Пила, топорик, волокуша и пара грабель составила нехитрый скарб, подходящий для уборки. Мужчины вышли из кладовой во двор и постояли минуту, осматривая окрестности. Территория была огромной, средневековые монархи благоволили и щедро одаривали монашеских братьев ломтями земли от общего куска территориального пирога и тропинки змеились в разные стороны, огибая вековые дубы, статуи и валуны, оставшиеся от последнего ледникового периода и ждущие часа, чтоб за них принялся местный скульптор, который подвизался украшать территорию. Прохладный воздух теплел под лучами солнца, бриллианты чистой воды постепенно таяли, превращаясь в легкую дымку, смягчающую очертания предметов. Мир пел голосами птиц, славя долгожданное тепло весны, оживления и размножения. Джон поудобней пристроил грабли на плече и прогулочным шагом двинулся за Конни.

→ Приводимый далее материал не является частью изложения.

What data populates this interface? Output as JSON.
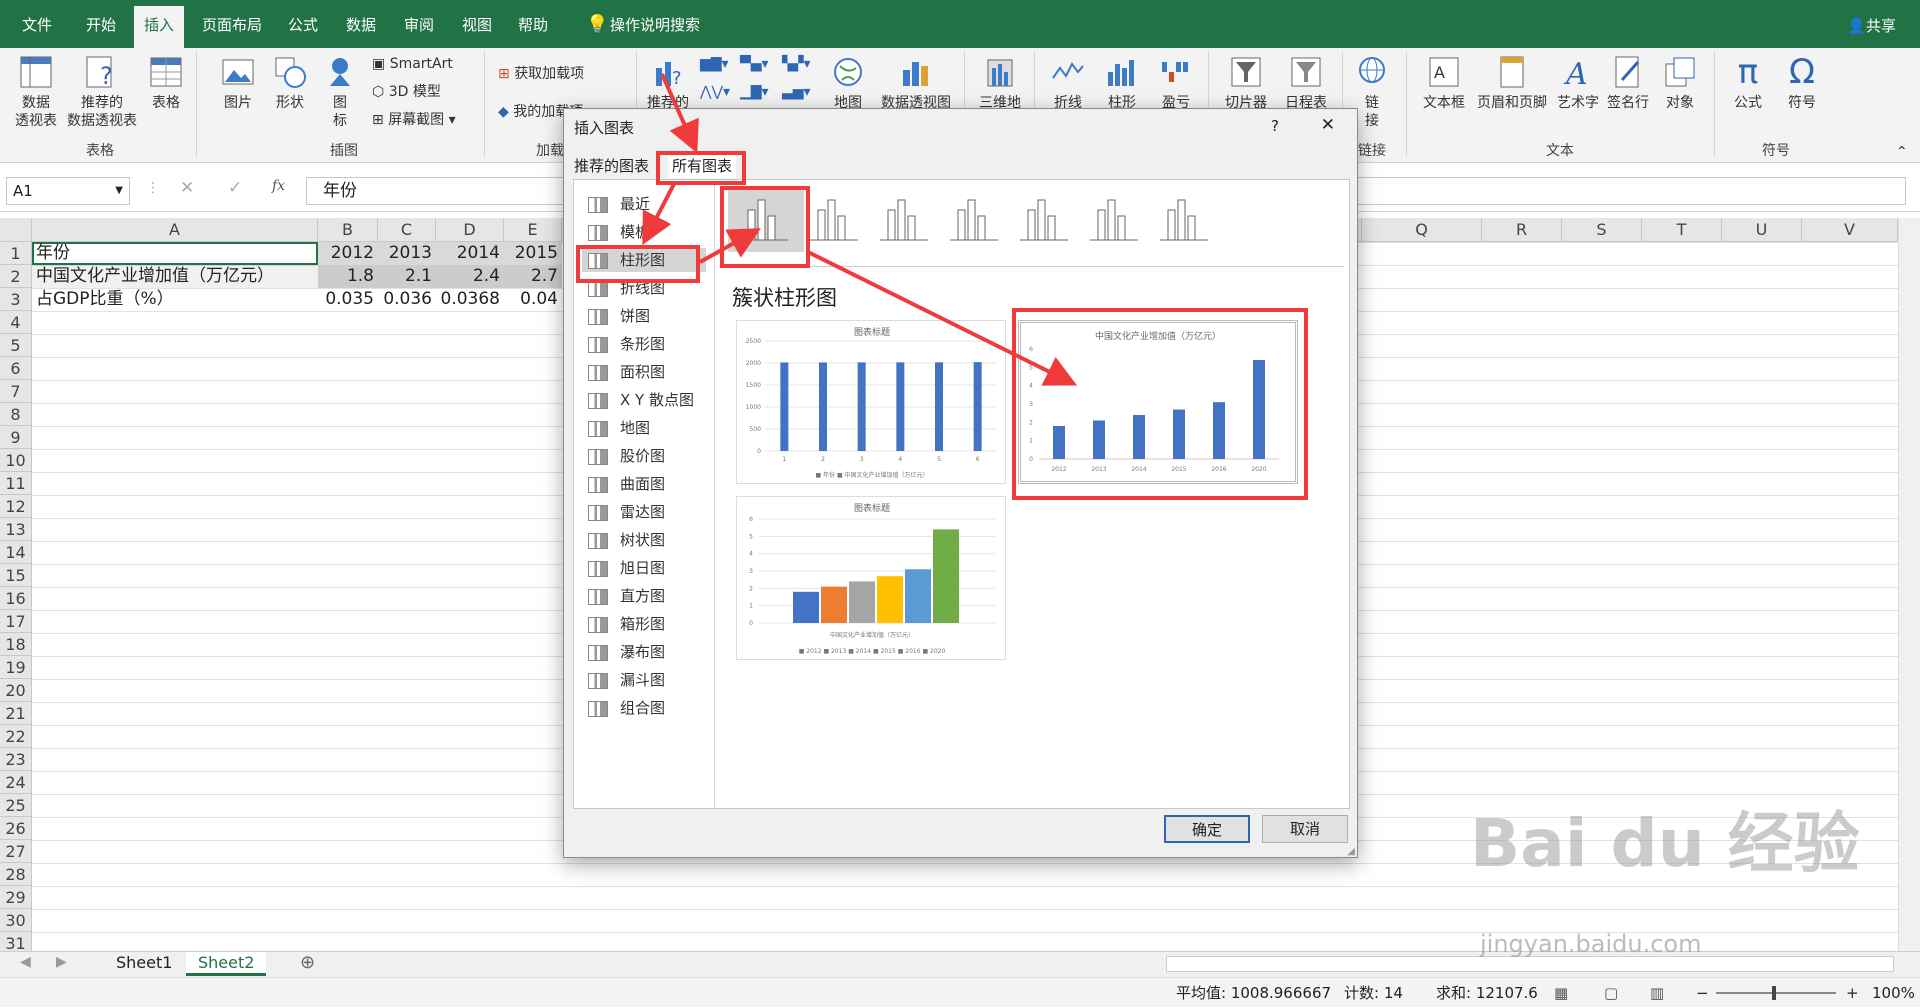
{
  "ribbon_tabs": [
    "文件",
    "开始",
    "插入",
    "页面布局",
    "公式",
    "数据",
    "审阅",
    "视图",
    "帮助",
    "操作说明搜索"
  ],
  "share": "共享",
  "ribbon": {
    "pivot": "数据\n透视表",
    "rec_pivot": "推荐的\n数据透视表",
    "table": "表格",
    "grp_table": "表格",
    "pictures": "图片",
    "shapes": "形状",
    "icons": "图\n标",
    "smartart": "SmartArt",
    "model3d": "3D 模型",
    "screenshot": "屏幕截图",
    "grp_illus": "插图",
    "get_addins": "获取加载项",
    "my_addins": "我的加载项",
    "grp_addins": "加载",
    "rec_charts": "推荐的",
    "maps": "地图",
    "pivot_chart": "数据透视图",
    "map3d": "三维地",
    "spark_line": "折线",
    "spark_col": "柱形",
    "spark_wl": "盈亏",
    "slicer": "切片器",
    "timeline": "日程表",
    "link": "链\n接",
    "grp_link": "链接",
    "textbox": "文本框",
    "headerfooter": "页眉和页脚",
    "wordart": "艺术字",
    "sigline": "签名行",
    "object": "对象",
    "grp_text": "文本",
    "equation": "公式",
    "symbol": "符号",
    "grp_symbols": "符号"
  },
  "formula_bar": {
    "namebox": "A1",
    "fx": "fx",
    "content": "年份"
  },
  "columns": [
    "A",
    "B",
    "C",
    "D",
    "E",
    "Q",
    "R",
    "S",
    "T",
    "U",
    "V"
  ],
  "rows": [
    "1",
    "2",
    "3",
    "4",
    "5",
    "6",
    "7",
    "8",
    "9",
    "10",
    "11",
    "12",
    "13",
    "14",
    "15",
    "16",
    "17",
    "18",
    "19",
    "20",
    "21",
    "22",
    "23",
    "24",
    "25",
    "26",
    "27",
    "28",
    "29",
    "30",
    "31"
  ],
  "cells": {
    "r1": {
      "a": "年份",
      "b": "2012",
      "c": "2013",
      "d": "2014",
      "e": "2015"
    },
    "r2": {
      "a": "中国文化产业增加值（万亿元）",
      "b": "1.8",
      "c": "2.1",
      "d": "2.4",
      "e": "2.7"
    },
    "r3": {
      "a": "占GDP比重（%）",
      "b": "0.035",
      "c": "0.036",
      "d": "0.0368",
      "e": "0.04"
    }
  },
  "sheets": [
    "Sheet1",
    "Sheet2"
  ],
  "status": {
    "average": "平均值: 1008.966667",
    "count": "计数: 14",
    "sum": "求和: 12107.6",
    "zoom": "100%"
  },
  "dialog": {
    "title": "插入图表",
    "help": "?",
    "close": "✕",
    "tab_recommended": "推荐的图表",
    "tab_all": "所有图表",
    "categories": [
      "最近",
      "模板",
      "柱形图",
      "折线图",
      "饼图",
      "条形图",
      "面积图",
      "X Y 散点图",
      "地图",
      "股价图",
      "曲面图",
      "雷达图",
      "树状图",
      "旭日图",
      "直方图",
      "箱形图",
      "瀑布图",
      "漏斗图",
      "组合图"
    ],
    "subtype_title": "簇状柱形图",
    "ok": "确定",
    "cancel": "取消",
    "preview1": {
      "title": "图表标题",
      "legend": [
        "年份",
        "中国文化产业增加值（万亿元）"
      ]
    },
    "preview2": {
      "title": "中国文化产业增加值（万亿元）"
    },
    "preview3": {
      "title": "图表标题",
      "legend": [
        "2012",
        "2013",
        "2014",
        "2015",
        "2016",
        "2020"
      ],
      "xlabel": "中国文化产业增加值（万亿元）"
    }
  },
  "chart_data": [
    {
      "type": "bar",
      "title": "图表标题",
      "categories": [
        "1",
        "2",
        "3",
        "4",
        "5",
        "6"
      ],
      "series": [
        {
          "name": "年份",
          "values": [
            2012,
            2013,
            2014,
            2015,
            2016,
            2020
          ]
        },
        {
          "name": "中国文化产业增加值（万亿元）",
          "values": [
            1.8,
            2.1,
            2.4,
            2.7,
            3.1,
            5.4
          ]
        }
      ],
      "ylim": [
        0,
        2500
      ],
      "yticks": [
        "2500",
        "2000",
        "1500",
        "1000",
        "500",
        "0"
      ]
    },
    {
      "type": "bar",
      "title": "中国文化产业增加值（万亿元）",
      "categories": [
        "2012",
        "2013",
        "2014",
        "2015",
        "2016",
        "2020"
      ],
      "values": [
        1.8,
        2.1,
        2.4,
        2.7,
        3.1,
        5.4
      ],
      "ylim": [
        0,
        6
      ],
      "yticks": [
        "6",
        "5",
        "4",
        "3",
        "2",
        "1",
        "0"
      ]
    },
    {
      "type": "bar",
      "title": "图表标题",
      "categories": [
        "中国文化产业增加值（万亿元）"
      ],
      "series": [
        {
          "name": "2012",
          "values": [
            1.8
          ]
        },
        {
          "name": "2013",
          "values": [
            2.1
          ]
        },
        {
          "name": "2014",
          "values": [
            2.4
          ]
        },
        {
          "name": "2015",
          "values": [
            2.7
          ]
        },
        {
          "name": "2016",
          "values": [
            3.1
          ]
        },
        {
          "name": "2020",
          "values": [
            5.4
          ]
        }
      ],
      "ylim": [
        0,
        6
      ],
      "yticks": [
        "6",
        "5",
        "4",
        "3",
        "2",
        "1",
        "0"
      ]
    }
  ],
  "watermark": {
    "brand": "Bai du 经验",
    "url": "jingyan.baidu.com"
  }
}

Конни шёл неторопливым, размашистым шагом, слегка раскачиваясь, тем неторопливым ходом, который характерен для бывалого путника, истоптавшего немало обуви на пыльных дорогах мира. Звук шагов и ритмичные движения исподволь подчиняли своему ритму и вот Джон и сам не заметил, как двигается тем же шагом, в ногу и так же размеренно покачивается при каждом движении. Легкая улыбка заиграла на его губах и с легким сердцем он прошагал около пяти километров, любуясь окружающей природой и слушая немудрённую птичью мелодию. Становилось теплее, но до летней жары было ещё далеко, солнце пока не развернулось во всю свою яростную мощь.
Опушка леса, где они работали позавчера, встретила их тенистой тишиной, прохладой и деревом, которое рухнуло посереди тропы. Огромный ствол преграждал дорогу всем путникам, которые шли от сторожки привратника к монастырю по своим нехитрым делам, его нужно было распилить и убрать. Дрова тоже не помешали бы на кухне и в камине столовой, по ночам становилось ощутимо прохладно. Само собой, для братских келий дрова не предназначались, это монастырь, а не отель с несколькими звёздами. Шерстяное одеяло и вера греют не хуже, чем огонь в камине, в этом все монахи были солидарны. Инструмент недолго оставался на плечах и настало время молчаливой работы, где каждое действие и так было понятно без слов и объяснений.